A PNAS paper by UVM/GIEE colleague Thomas Dietz, where he proposed to use public participation as a mode of science communication. 

Some excerpts from the great paper:

1. Good decision-making should be factually competent, value-competent and adaptive.
2. Adaptive risk management, sometimes called adaptive risk governance, is a response to the challenges of uncertainty we face.  The core idea is that decision should take explicit account of uncertainty, facilitate social learning, maintain some flexibility, and revisit the decision periodically.  The idea is appealing, but implementing it will require careful thought about  how to engage both uncertain facts and uncertain values, and how to learn as we move forward.
3.  It is useful to distinguished three types of expertise we need or making decisions under uncertainty:  scientific, community and political.  Community expertise is what most members of he public develop in their day-to-day lives.  It is also the expertise on what the public cares about: expertise about values.  Political expertise is not only in values, but in what might work and what might not, given the stance of other political actors and the capacities of local organizations and institutions.  We have to meld these forms of expertise into an alloy that is better at informing decisions than any one form of expertise would be acting alone. 
4. "Policy analysis tools, such as benefit–cost analysis, assume agreement both on the values we assign to decision outcomes and on the appropriate process for reconciling value differences to reach a decision. However, people may differ not only in what they value but in how they believe value differences should be resolved."
5. When we acknowledge value differences, we are also accepting that our differences are going to be more difficult to reconcile than if they were based solely on different beliefs about the facts.

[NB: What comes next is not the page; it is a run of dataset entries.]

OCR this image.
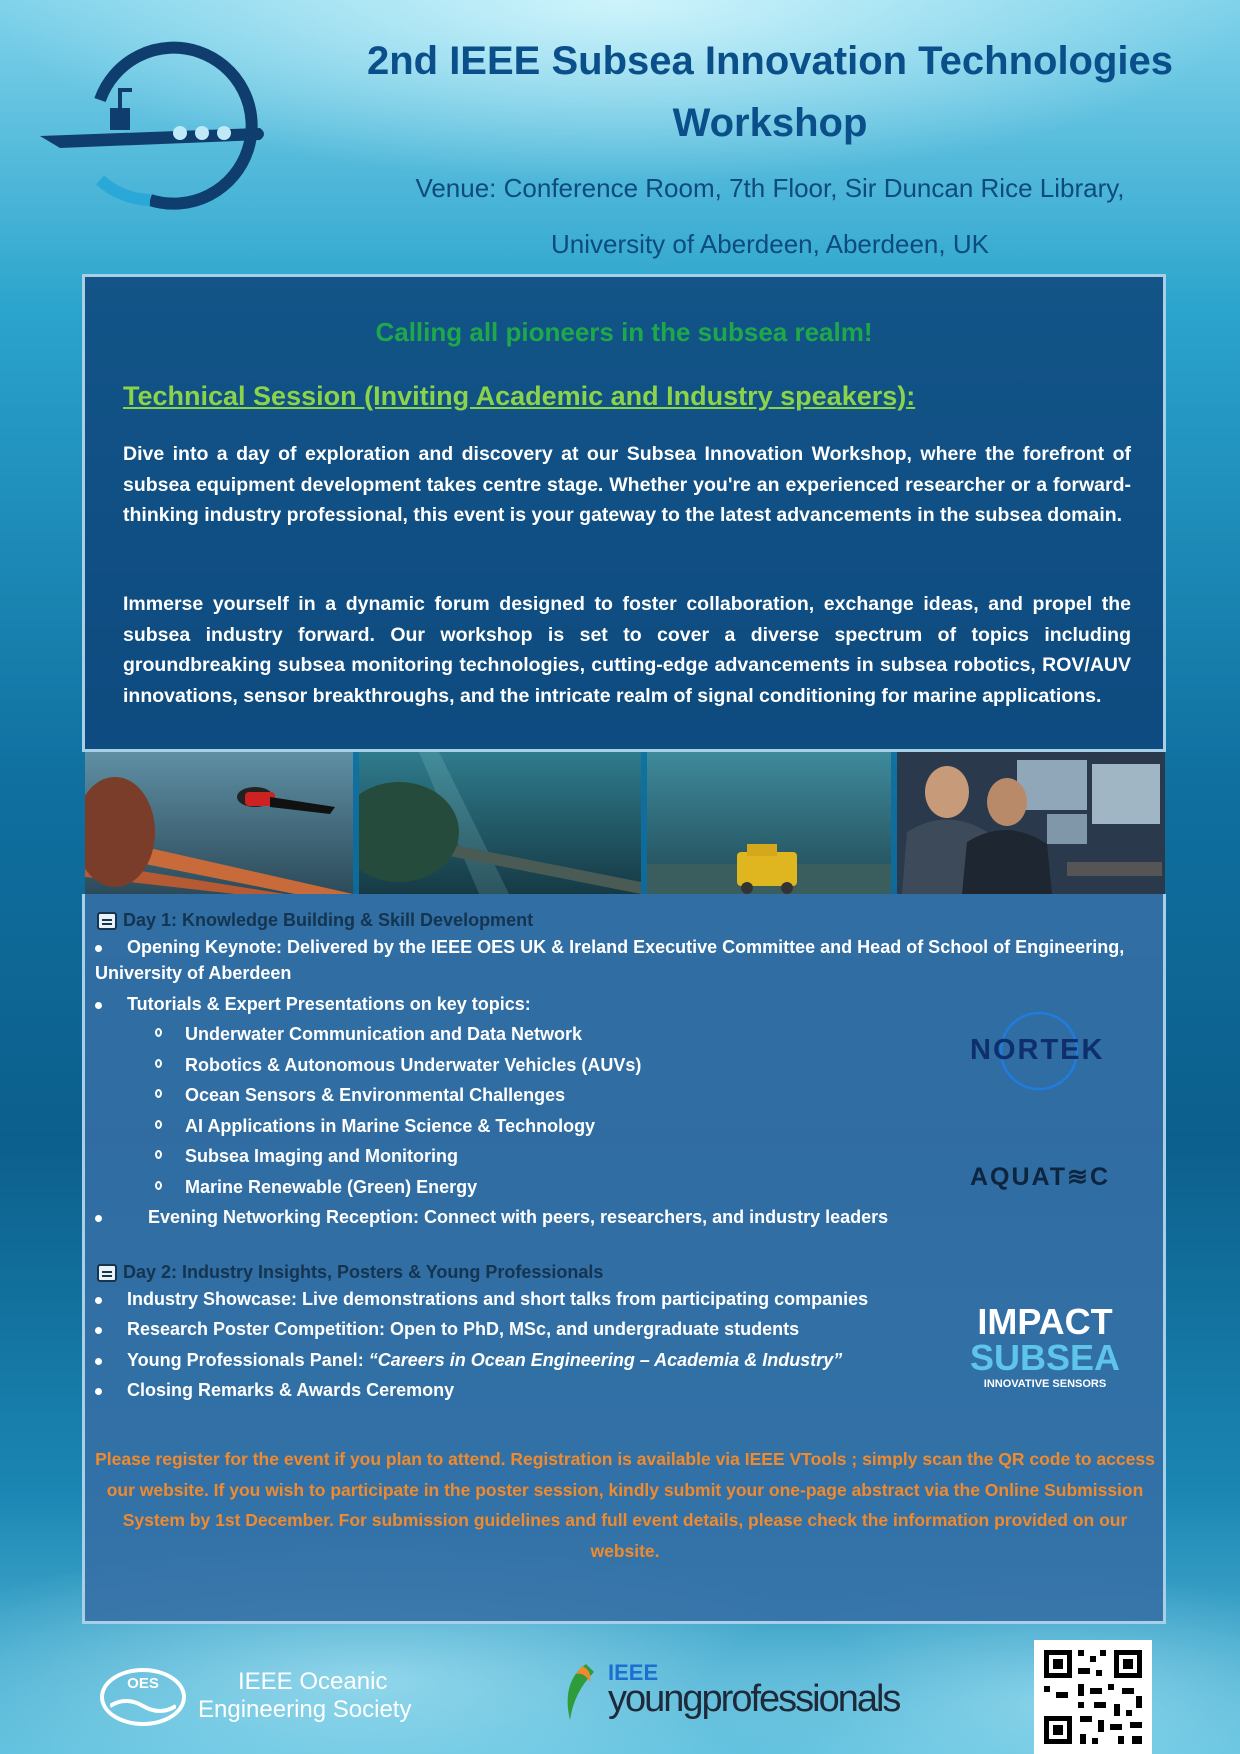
2nd IEEE Subsea Innovation Technologies Workshop
Venue: Conference Room, 7th Floor, Sir Duncan Rice Library,
University of Aberdeen, Aberdeen, UK
Calling all pioneers in the subsea realm!
Technical Session (Inviting Academic and Industry speakers):
Dive into a day of exploration and discovery at our Subsea Innovation Workshop, where the forefront of subsea equipment development takes centre stage. Whether you're an experienced researcher or a forward-thinking industry professional, this event is your gateway to the latest advancements in the subsea domain.
Immerse yourself in a dynamic forum designed to foster collaboration, exchange ideas, and propel the subsea industry forward. Our workshop is set to cover a diverse spectrum of topics including groundbreaking subsea monitoring technologies, cutting-edge advancements in subsea robotics, ROV/AUV innovations, sensor breakthroughs, and the intricate realm of signal conditioning for marine applications.
Day 1: Knowledge Building & Skill Development
Opening Keynote: Delivered by the IEEE OES UK & Ireland Executive Committee and Head of School of Engineering,
University of Aberdeen
Tutorials & Expert Presentations on key topics:
Underwater Communication and Data Network
Robotics & Autonomous Underwater Vehicles (AUVs)
Ocean Sensors & Environmental Challenges
AI Applications in Marine Science & Technology
Subsea Imaging and Monitoring
Marine Renewable (Green) Energy
Evening Networking Reception: Connect with peers, researchers, and industry leaders
Day 2: Industry Insights, Posters & Young Professionals
Industry Showcase: Live demonstrations and short talks from participating companies
Research Poster Competition: Open to PhD, MSc, and undergraduate students
Young Professionals Panel: “Careers in Ocean Engineering – Academia & Industry”
Closing Remarks & Awards Ceremony
NORTEK
AQUAT≋C
IMPACT
SUBSEA
INNOVATIVE SENSORS
Please register for the event if you plan to attend. Registration is available via IEEE VTools ; simply scan the QR code to access our website. If you wish to participate in the poster session, kindly submit your one-page abstract via the Online Submission System by 1st December. For submission guidelines and full event details, please check the information provided on our website.
OES	IEEE Oceanic
Engineering Society
IEEE
youngprofessionals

6.  Policy relevant but not policy prescriptive!  science cannot tell us what we should care about: Science has no privilege with regard to values.
7.  Get the science right + Get the right science.  Dialogue with those who carry political and community expertise can help scientists understand the constraints on decision making, the local context to which scientific analysis must be applied, and the issues of concern to those who will influence a decision and those who will be affected by it.